Reigning World javelin champion Anderson Peters was beaten and thrown overboard from the Harbour Master during a boat ride in Grenada on Wednesday night.
Videos of the incident circulated on social media on Thursday showing at least three men in an altercation with Peters on the ramp at the stern of the boat.
One man eventually bundled him up and threw him off the ramp causing him to hit the concrete jetty before falling into the water. The attackers are believed to be citizens of TT working on the vessel.
Reports say five crew members, believed to be TT nationals were taken into custody by Grenadian police after the incident.
A voice note from a Grenadian woman that was circulating on Thursday claimed Peters was asked to leave the vessel as it prepared for another sailing but failed to do so. A fight eventually ensued, ending with Peters being thrown off the boat.
In a media release on Thursday, the Harbour Masters’s management said the violence aboard the ship was disheartening to both its management and staff.
“We emphatically declare that we do not condone acts of violence of any kind. We understand the public’s concern and the overall sensitivity of the situation.
“Currently, the full details surrounding the incident are still forthcoming, but we are working with the relevant authorities to gain a clearer understanding of what occurred.
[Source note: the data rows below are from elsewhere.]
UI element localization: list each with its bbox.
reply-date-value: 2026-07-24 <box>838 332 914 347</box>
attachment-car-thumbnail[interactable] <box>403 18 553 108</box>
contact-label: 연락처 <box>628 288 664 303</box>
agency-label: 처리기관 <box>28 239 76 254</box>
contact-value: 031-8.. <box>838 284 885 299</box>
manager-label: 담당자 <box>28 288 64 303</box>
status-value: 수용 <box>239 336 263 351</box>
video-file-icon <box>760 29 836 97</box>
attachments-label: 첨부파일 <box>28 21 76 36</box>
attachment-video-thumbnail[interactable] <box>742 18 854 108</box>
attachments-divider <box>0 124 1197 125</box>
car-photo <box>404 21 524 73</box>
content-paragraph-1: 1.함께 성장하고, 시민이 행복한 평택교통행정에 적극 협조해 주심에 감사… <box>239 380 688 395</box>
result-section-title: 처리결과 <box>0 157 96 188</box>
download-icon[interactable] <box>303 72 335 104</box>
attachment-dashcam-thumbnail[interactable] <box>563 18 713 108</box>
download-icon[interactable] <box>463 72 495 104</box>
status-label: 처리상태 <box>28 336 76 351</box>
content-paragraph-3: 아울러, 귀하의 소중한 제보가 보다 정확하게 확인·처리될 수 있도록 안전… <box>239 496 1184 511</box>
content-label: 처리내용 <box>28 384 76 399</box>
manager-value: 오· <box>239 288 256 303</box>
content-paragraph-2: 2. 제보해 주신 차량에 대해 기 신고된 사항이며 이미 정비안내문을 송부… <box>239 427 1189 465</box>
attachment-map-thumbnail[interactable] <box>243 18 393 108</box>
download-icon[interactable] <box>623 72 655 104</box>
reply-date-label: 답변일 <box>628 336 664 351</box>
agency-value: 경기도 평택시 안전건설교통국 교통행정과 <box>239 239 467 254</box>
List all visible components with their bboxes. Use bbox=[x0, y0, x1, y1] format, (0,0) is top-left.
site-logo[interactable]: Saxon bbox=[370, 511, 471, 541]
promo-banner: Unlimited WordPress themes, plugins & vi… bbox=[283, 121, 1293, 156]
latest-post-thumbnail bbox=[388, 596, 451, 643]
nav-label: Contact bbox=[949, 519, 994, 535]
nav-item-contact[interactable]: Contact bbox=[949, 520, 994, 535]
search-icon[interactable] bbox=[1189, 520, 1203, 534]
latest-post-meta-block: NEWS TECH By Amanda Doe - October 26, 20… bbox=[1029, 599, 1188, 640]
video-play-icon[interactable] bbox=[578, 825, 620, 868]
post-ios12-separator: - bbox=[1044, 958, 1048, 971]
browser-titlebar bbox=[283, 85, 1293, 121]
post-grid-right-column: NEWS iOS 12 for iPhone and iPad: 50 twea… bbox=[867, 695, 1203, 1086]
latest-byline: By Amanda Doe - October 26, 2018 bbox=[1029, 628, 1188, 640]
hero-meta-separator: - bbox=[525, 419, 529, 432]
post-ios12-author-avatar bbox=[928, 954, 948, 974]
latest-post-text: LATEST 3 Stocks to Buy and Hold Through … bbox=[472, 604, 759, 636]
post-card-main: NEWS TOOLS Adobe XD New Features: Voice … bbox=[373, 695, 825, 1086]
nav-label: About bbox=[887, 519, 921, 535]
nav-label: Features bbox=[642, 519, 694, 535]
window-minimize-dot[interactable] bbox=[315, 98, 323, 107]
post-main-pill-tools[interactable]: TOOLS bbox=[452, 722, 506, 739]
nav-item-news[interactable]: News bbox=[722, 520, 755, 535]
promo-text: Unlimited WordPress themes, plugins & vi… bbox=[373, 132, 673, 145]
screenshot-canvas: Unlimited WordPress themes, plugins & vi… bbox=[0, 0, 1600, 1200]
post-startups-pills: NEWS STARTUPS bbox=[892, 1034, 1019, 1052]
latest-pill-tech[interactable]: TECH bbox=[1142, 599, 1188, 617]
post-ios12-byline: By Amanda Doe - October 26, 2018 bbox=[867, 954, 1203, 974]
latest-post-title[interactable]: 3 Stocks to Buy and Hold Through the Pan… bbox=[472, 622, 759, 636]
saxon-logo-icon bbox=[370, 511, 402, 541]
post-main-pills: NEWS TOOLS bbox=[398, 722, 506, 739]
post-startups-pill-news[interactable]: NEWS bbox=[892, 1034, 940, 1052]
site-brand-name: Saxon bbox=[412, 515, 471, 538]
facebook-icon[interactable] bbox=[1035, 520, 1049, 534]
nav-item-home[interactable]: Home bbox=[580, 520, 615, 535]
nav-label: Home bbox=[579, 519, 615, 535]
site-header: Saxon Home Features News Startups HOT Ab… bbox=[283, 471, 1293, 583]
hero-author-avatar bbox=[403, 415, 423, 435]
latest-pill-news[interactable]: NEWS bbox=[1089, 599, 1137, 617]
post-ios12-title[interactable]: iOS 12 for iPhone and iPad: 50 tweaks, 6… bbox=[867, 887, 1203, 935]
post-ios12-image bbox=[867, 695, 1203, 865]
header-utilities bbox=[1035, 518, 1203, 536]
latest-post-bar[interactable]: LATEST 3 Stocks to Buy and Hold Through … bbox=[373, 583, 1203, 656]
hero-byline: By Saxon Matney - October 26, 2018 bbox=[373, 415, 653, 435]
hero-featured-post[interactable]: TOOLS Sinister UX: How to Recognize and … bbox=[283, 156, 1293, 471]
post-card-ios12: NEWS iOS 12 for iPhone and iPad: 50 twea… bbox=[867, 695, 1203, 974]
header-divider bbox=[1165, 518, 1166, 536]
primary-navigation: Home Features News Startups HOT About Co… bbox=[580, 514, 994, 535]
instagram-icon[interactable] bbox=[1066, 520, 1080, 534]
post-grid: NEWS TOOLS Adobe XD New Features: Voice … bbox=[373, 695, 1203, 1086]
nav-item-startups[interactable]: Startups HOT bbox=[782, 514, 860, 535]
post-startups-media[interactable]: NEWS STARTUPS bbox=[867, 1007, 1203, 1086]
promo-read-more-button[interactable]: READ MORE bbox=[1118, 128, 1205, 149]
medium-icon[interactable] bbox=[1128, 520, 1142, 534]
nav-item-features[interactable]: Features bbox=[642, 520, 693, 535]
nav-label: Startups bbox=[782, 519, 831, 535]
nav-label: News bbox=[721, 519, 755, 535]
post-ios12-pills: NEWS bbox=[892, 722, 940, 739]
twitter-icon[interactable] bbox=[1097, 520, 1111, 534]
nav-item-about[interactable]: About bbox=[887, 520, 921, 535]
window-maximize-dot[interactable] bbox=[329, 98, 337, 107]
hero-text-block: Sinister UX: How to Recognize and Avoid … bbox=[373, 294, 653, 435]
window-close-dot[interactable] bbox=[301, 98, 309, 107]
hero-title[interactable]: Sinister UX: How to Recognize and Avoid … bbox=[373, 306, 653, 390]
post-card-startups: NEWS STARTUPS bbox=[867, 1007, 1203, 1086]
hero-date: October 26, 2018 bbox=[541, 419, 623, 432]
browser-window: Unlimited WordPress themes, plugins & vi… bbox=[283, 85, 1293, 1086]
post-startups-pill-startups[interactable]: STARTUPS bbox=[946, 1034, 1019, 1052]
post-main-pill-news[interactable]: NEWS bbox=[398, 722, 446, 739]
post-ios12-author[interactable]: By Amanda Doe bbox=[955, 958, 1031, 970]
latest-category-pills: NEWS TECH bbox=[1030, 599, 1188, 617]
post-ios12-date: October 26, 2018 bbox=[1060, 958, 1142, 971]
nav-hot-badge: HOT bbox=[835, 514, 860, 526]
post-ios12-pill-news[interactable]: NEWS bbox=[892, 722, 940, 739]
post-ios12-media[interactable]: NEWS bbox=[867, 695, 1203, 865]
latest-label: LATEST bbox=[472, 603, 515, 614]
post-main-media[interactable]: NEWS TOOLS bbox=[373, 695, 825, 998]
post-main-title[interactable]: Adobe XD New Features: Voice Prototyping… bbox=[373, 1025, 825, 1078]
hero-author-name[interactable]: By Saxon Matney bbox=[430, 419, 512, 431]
The staff involved are being represented by Attorneys Benjamin Hood, Cajeton Hood and Francis Paul, who will work to ensure there is an amicable resolution for all involved.”
Foreign Affairs Minister Dr Amery Browne said he spoke with his counterpart in Grenada, Joseph Andall, and expressed his regrets over the incident.
Browne said he messaged Andall on Wednesday night and twice on Thursday and said the incident had caused no falling out between the two countries. He had no information on Peters’ medical condition nor the men accused of assaulting him.
A ten-member Tobago contingent visited Grenada last week to promote Tobago’s inaugural Carnival, scheduled for October 28-30.
Megan Morrison, the Assistant Secretary of Tourism, Culture, Antiquities and Transportation, at the Tobago House of Assembly (THA) said the incident took place after all official meetings had ended. She added that it did not affect the commitments made during those meetings or the relationship between the two countries.
“This will in no way affect the inroads we have made while here on the island. As a matter of fact, just today one person wants to know if we can’t rejoin Tobago with Grenada,” Morrison said adding that the joining of Tobago and Grenada was said in jest to emphasise that there is no bad blood between the two.
Newsday e-mailed the Royal Grenada Police Force for an update on Peters’ medical condition and the criminal investigation into the incident. No response was received up to press time on Thursday.